See also Joshua D. Blank & Nancy Staudt, Corporate Shams , 87 N.Y.U. L. Rev. 1641 (2012).

¶ 77 I see no principled reason to construe the term "abuse" in section 39-22-303(6) any less expansively than the federal courts have construed tax abuse. In fact, for years federal courts have applied these common law concepts of tax abuse even in the absence of statutory authority. Only in 2010 did Congress enact legislation governing the economic substance doctrine. I.R.C. § 7701(o) (2012). That statute requires federal courts to treat a transaction as possessing economic substance if it changes the taxpayer's economic position in a meaningful way (apart from tax effects) and if the taxpayer has a substantial purpose (apart from tax reasons) for entering into the transaction. Id .

¶ 78 Given that the General Assembly has codified the doctrine of tax abuse for Colorado taxation, in the absence of any legislative direction to limit the reach of the Department's authority, I see no reason to treat tax abuse differently than the federal courts treat it.

¶ 79 The federal doctrines for remedying tax abuse may overlap and, depending on the transaction, one or more of these doctrines may authorize a court to reallocate income. Most pertinent for present purposes is the economic substance doctrine. There is no question that the economic bounty of the sale of stock of Oracle Japan inured solely for the benefit of Oracle, the parent. This is so, as noted above, because Oracle wholly owns Oracle Japan Holding, Inc. (OJH), which in turn realized the gain on the sale of the stock of Oracle Japan.

*961¶ 80 Thus, applying the economic substance doctrine, the income generated from the sale of stock was realized by Oracle, and the Department was authorized by section 39-22-303(6) to reallocate that income to Oracle and require Oracle to include that income in its consolidated Colorado income tax return.

¶ 81 In so concluding, I do not suggest that OJH was formed for illegitimate purposes; the record demonstrates the opposite. But, as I read the statute and understand the economic substance doctrine, it is not limited to situations in which the device used to reduce taxes is somehow itself illegitimate or a sham.

¶ 82 Regarding Department of Revenue Regulation 39-22-303.6, 1 Code Colo.
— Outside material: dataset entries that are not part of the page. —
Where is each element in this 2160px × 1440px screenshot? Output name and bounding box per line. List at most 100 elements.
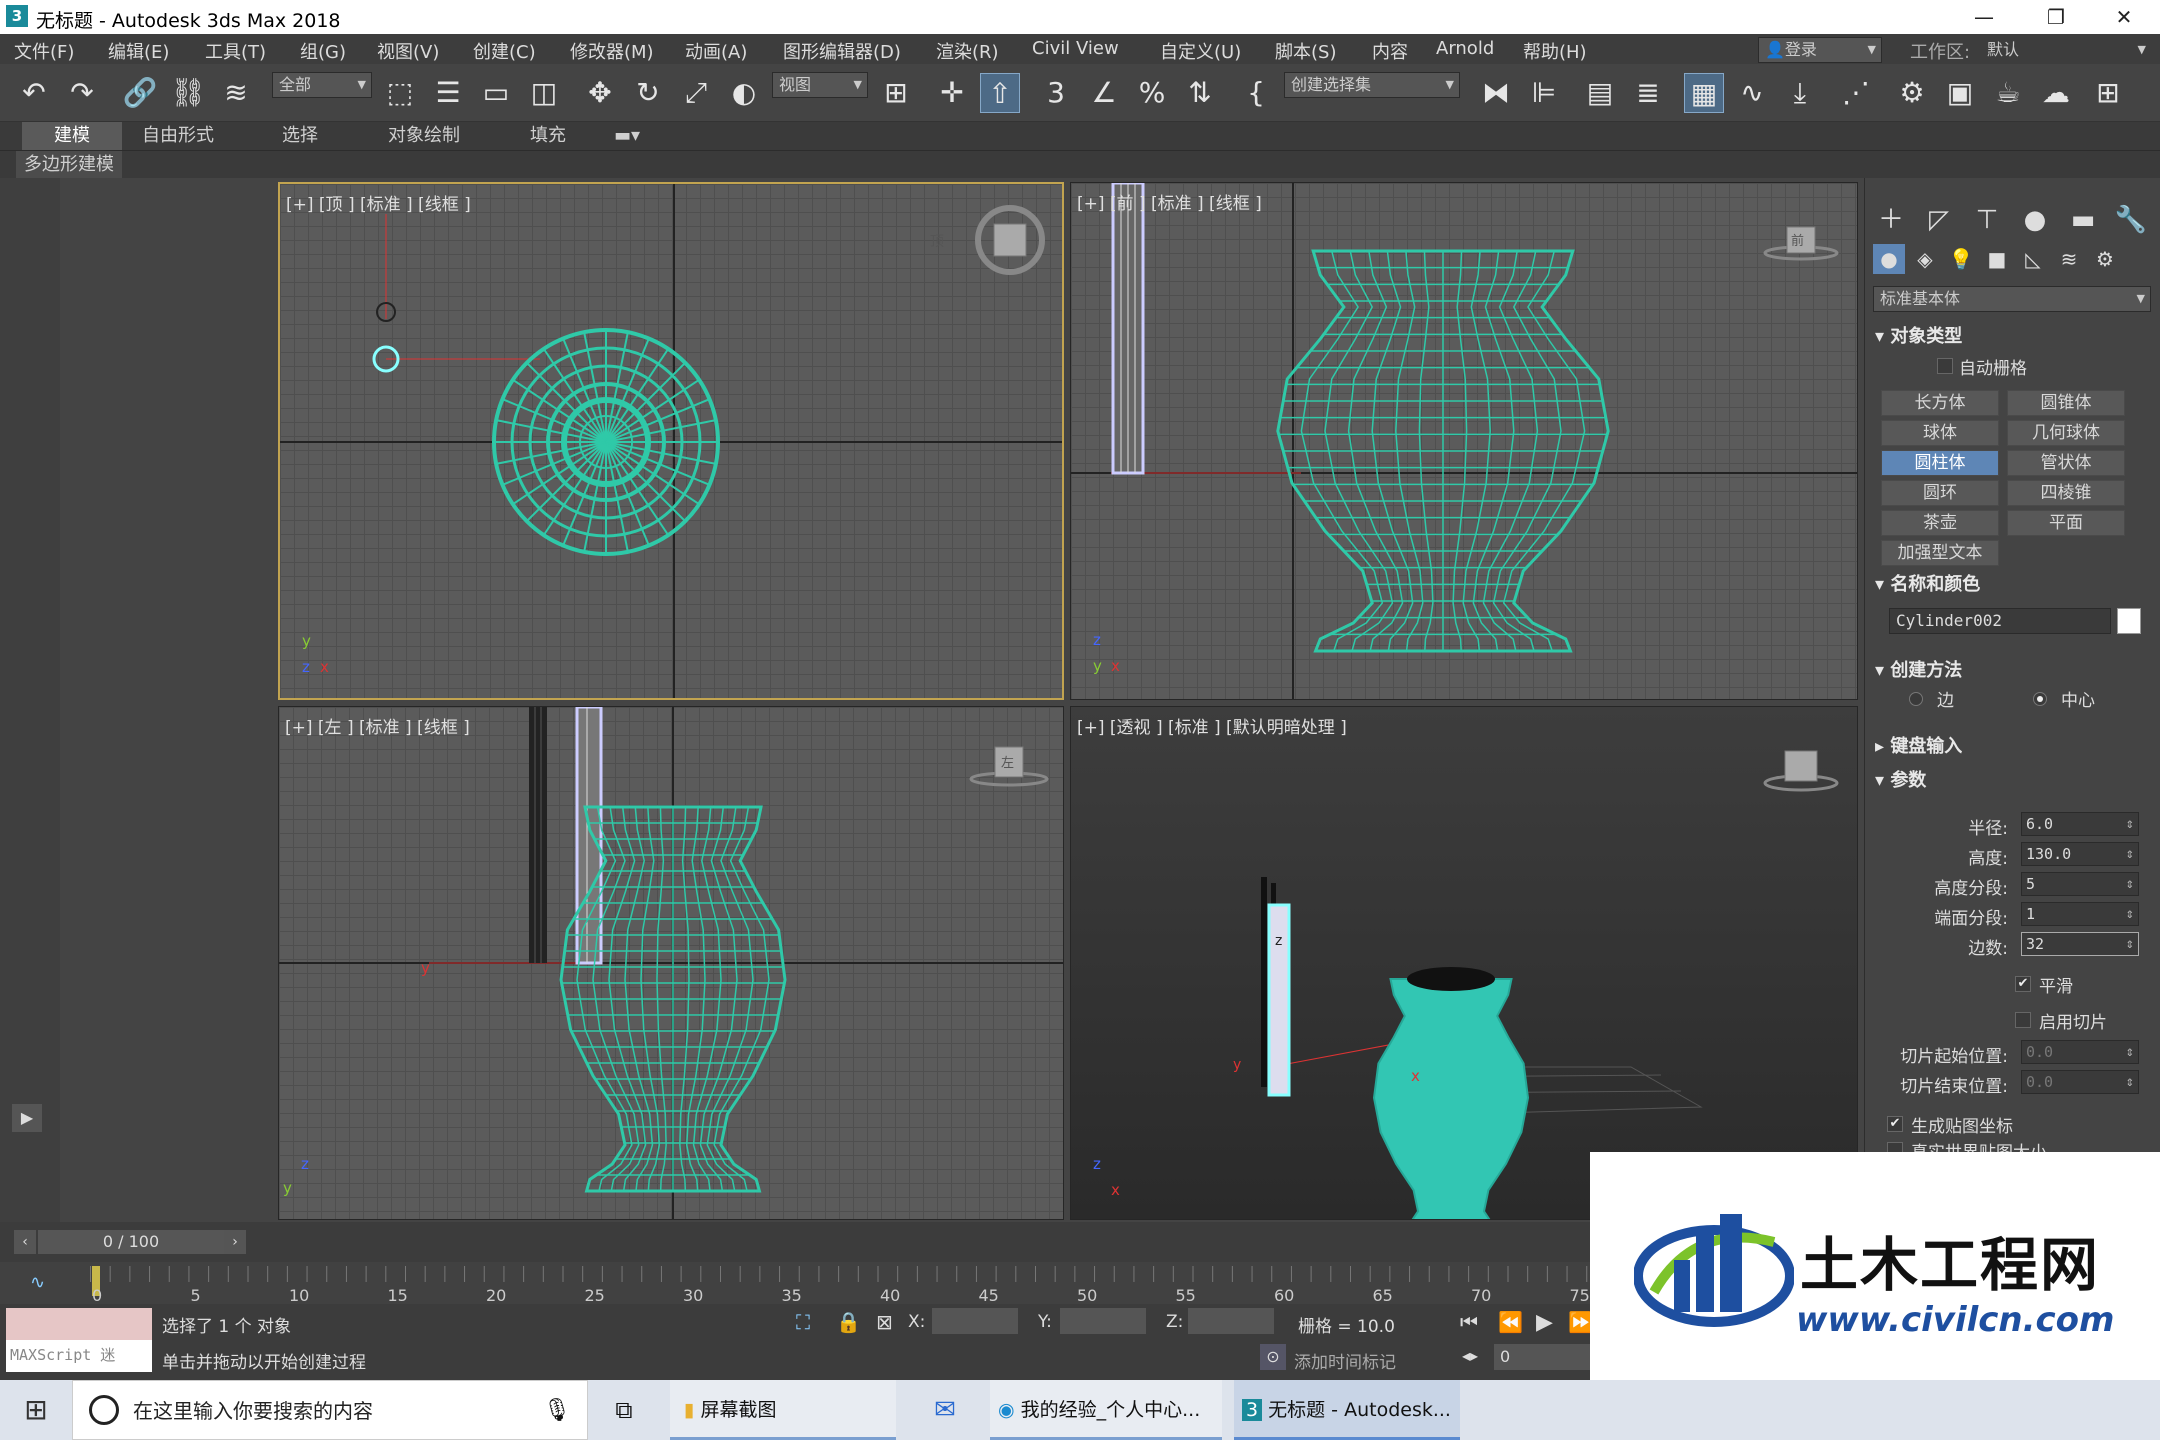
object-type-button[interactable]: 圆环 [1881,480,1999,506]
spacewarps-icon[interactable]: ≋ [2053,244,2085,274]
ribbon-toggle-icon[interactable]: ▦ [1684,73,1724,113]
maximize-icon[interactable]: ❐ [2020,0,2092,34]
task-view-icon[interactable]: ⧉ [604,1380,644,1440]
spinner-snap-icon[interactable]: ⇅ [1180,73,1220,113]
unlink-icon[interactable]: ⛓ [168,73,208,113]
menu-animation[interactable]: 动画(A) [685,38,747,64]
shapes-icon[interactable]: ◈ [1909,244,1941,274]
scene-explorer-icon[interactable]: ▤ [1580,73,1620,113]
time-slider-thumb[interactable]: 0 / 100 [38,1230,224,1254]
minimize-icon[interactable]: — [1948,0,2020,34]
menu-file[interactable]: 文件(F) [14,38,74,64]
rollout-object-type[interactable]: ▾ 对象类型 [1875,324,2147,350]
maxscript-input[interactable]: MAXScript 迷 [6,1340,152,1372]
taskbar-item-edge[interactable]: ◉ 我的经验_个人中心... [990,1380,1222,1440]
render-activeshade-icon[interactable]: ☁ [2036,73,2076,113]
curve-editor-icon[interactable]: ∿ [1732,73,1772,113]
lights-icon[interactable]: 💡 [1945,244,1977,274]
height-segments-spinner[interactable]: 5 [2021,872,2139,896]
object-type-button[interactable]: 球体 [1881,420,1999,446]
menu-modifiers[interactable]: 修改器(M) [570,38,654,64]
play-icon[interactable]: ▶ [1536,1310,1553,1335]
angle-snap-icon[interactable]: ∠ [1084,73,1124,113]
rollout-keyboard-entry[interactable]: ▸ 键盘输入 [1875,734,2147,760]
tab-populate[interactable]: 填充 [516,122,580,150]
helpers-icon[interactable]: ◺ [2017,244,2049,274]
login-combo[interactable]: 👤登录 [1758,37,1882,63]
tab-freeform[interactable]: 自由形式 [128,122,228,150]
select-object-icon[interactable]: ⬚ [380,73,420,113]
smooth-checkbox[interactable]: ✔ [2015,976,2031,992]
expand-arrow-icon[interactable]: ▶ [12,1104,42,1132]
selection-filter-combo[interactable]: 全部 [272,72,372,98]
slice-on-checkbox[interactable] [2015,1012,2031,1028]
edit-named-selection-icon[interactable]: { [1236,73,1276,113]
sides-spinner[interactable]: 32 [2021,932,2139,956]
autogrid-checkbox[interactable] [1937,358,1953,374]
workspace-combo[interactable]: 默认 [1980,37,2152,63]
taskbar-search-box[interactable]: 在这里输入你要搜索的内容 🎙 [72,1380,588,1440]
tab-selection[interactable]: 选择 [268,122,332,150]
align-icon[interactable]: ⊫ [1524,73,1564,113]
menu-group[interactable]: 组(G) [300,38,346,64]
gen-mapping-checkbox[interactable]: ✔ [1887,1116,1903,1132]
edge-radio[interactable] [1909,692,1923,706]
menu-help[interactable]: 帮助(H) [1523,38,1587,64]
object-type-button[interactable]: 长方体 [1881,390,1999,416]
pivot-center-icon[interactable]: ⊞ [876,73,916,113]
viewcube-top[interactable] [975,205,1045,275]
object-name-input[interactable]: Cylinder002 [1889,608,2111,634]
menu-content[interactable]: 内容 [1372,38,1408,64]
time-tag-icon[interactable]: ⊙ [1260,1344,1286,1370]
viewport-left-label[interactable]: [+] [左 ] [标准 ] [线框 ] [285,713,470,738]
center-radio[interactable] [2033,692,2047,706]
reference-coordinate-combo[interactable]: 视图 [772,72,868,98]
motion-tab-icon[interactable]: ● [2017,202,2053,238]
menu-graph-editors[interactable]: 图形编辑器(D) [783,38,901,64]
isolate-selection-icon[interactable]: ⛶ [796,1310,810,1334]
schematic-view-icon[interactable]: ⤓ [1780,73,1820,113]
menu-tools[interactable]: 工具(T) [205,38,266,64]
viewport-front[interactable]: 前 z y x [+] [前 ] [标准 ] [线框 ] [1070,182,1858,700]
x-coordinate-field[interactable] [932,1308,1018,1334]
modify-tab-icon[interactable]: ◸ [1921,202,1957,238]
maxscript-listener[interactable] [6,1308,152,1340]
geometry-icon[interactable]: ● [1873,244,1905,274]
mini-curve-editor-icon[interactable]: ∿ [30,1272,45,1293]
object-type-button[interactable]: 几何球体 [2007,420,2125,446]
object-type-button[interactable]: 茶壶 [1881,510,1999,536]
menu-rendering[interactable]: 渲染(R) [936,38,999,64]
rect-selection-icon[interactable]: ▭ [476,73,516,113]
select-by-name-icon[interactable]: ☰ [428,73,468,113]
scale-icon[interactable]: ⤢ [676,73,716,113]
object-type-button[interactable]: 平面 [2007,510,2125,536]
display-tab-icon[interactable]: ▬ [2065,202,2101,238]
microphone-icon[interactable]: 🎙 [543,1381,571,1440]
menu-arnold[interactable]: Arnold [1436,38,1494,59]
close-icon[interactable]: ✕ [2088,0,2160,34]
next-frame-icon[interactable]: › [224,1230,246,1254]
percent-snap-icon[interactable]: % [1132,73,1172,113]
systems-icon[interactable]: ⚙ [2089,244,2121,274]
polygon-modeling-panel[interactable]: 多边形建模 [16,151,122,179]
slice-to-spinner[interactable]: 0.0 [2021,1070,2139,1094]
absolute-mode-icon[interactable]: ⊠ [876,1310,893,1334]
current-frame-field[interactable]: 0 [1494,1344,1590,1370]
object-type-button[interactable]: 管状体 [2007,450,2125,476]
menu-view[interactable]: 视图(V) [377,38,439,64]
frame-spinner-arrows-icon[interactable]: ◂▸ [1462,1346,1478,1365]
viewport-perspective-label[interactable]: [+] [透视 ] [标准 ] [默认明暗处理 ] [1077,713,1347,738]
goto-start-icon[interactable]: ⏮ [1460,1310,1478,1334]
keyboard-shortcut-override-icon[interactable]: ⇧ [980,73,1020,113]
select-manipulate-icon[interactable]: ✛ [932,73,972,113]
rotate-icon[interactable]: ↻ [628,73,668,113]
bind-spacewarp-icon[interactable]: ≋ [216,73,256,113]
render-online-icon[interactable]: ⊞ [2088,73,2128,113]
track-bar[interactable]: ∿ 0 5 10 15 20 25 30 35 40 45 50 55 60 65 70 75 [0,1262,1590,1305]
mirror-icon[interactable]: ⧓ [1476,73,1516,113]
link-icon[interactable]: 🔗 [120,73,160,113]
menu-create[interactable]: 创建(C) [473,38,536,64]
taskbar-search-input[interactable]: 在这里输入你要搜索的内容 [133,1381,373,1440]
object-type-button[interactable]: 四棱锥 [2007,480,2125,506]
viewport-perspective[interactable]: z y x z x [+] [透视 ] [标准 ] [默认明暗处理 ] [1070,706,1858,1220]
Regs. 201-2, which the majority relies on to conclude that section 39-22-303(6) was superseded by section 39-22-303(11), a court is not required to give effect to administrative regulations that conflict with the plain meaning of a statute. Tivolino Teller House, Inc. v. Fagan , 926 P.2d 1208, 1215 (Colo. 1996). I think that is the case here. I see no basis for the regulation, which conflicts with the plain language of the Department's authority under section 39-22-303(6).

¶ 83 Finally, I conclude, contrary to the majority, that reclassifying this transaction is not inconsistent with the majority's construction of section 39-22-303(8), (11)(a), and (12)(c) (with which I agree). It is one thing to conclude that a statute, particularly a tax statute, requires or prohibits a particular action by the Department. That is the case here with respect to section 39-22-303(8) and (12)(c). But it is quite another thing to say that the fact that those specific statutes do not permit the action taken by the Department also requires the override of a separate statute that authorizes reallocation of income to avoid abuse. Mason v. People , 932 P.2d 1377, 1380 (Colo. 1997) (concluding that if the General Assembly intended a statute to achieve the same result as another statute, it would have used similar terms in both statutes).

¶ 84 Particularly given the inherent complexity of tax statutes, and the boundless creativity of tax advisors (who I do not criticize for doing their jobs), I think the opposite is true: only if the specific tax statutes themselves expressly preclude the operation of a tax abuse statute is the tax abuse statute rendered impotent to meet its purpose. See Gen. Motors Corp. v. City & Cty. of Denver , 990 P.2d 59, 70 (Colo. 1999) ("[C]ourts must construe tax exemptions narrowly, and in favor of the taxing authority.").

¶ 85 For these reasons, I would reverse the summary judgment in Oracle's favor and direct entry of judgment in favor of the Department.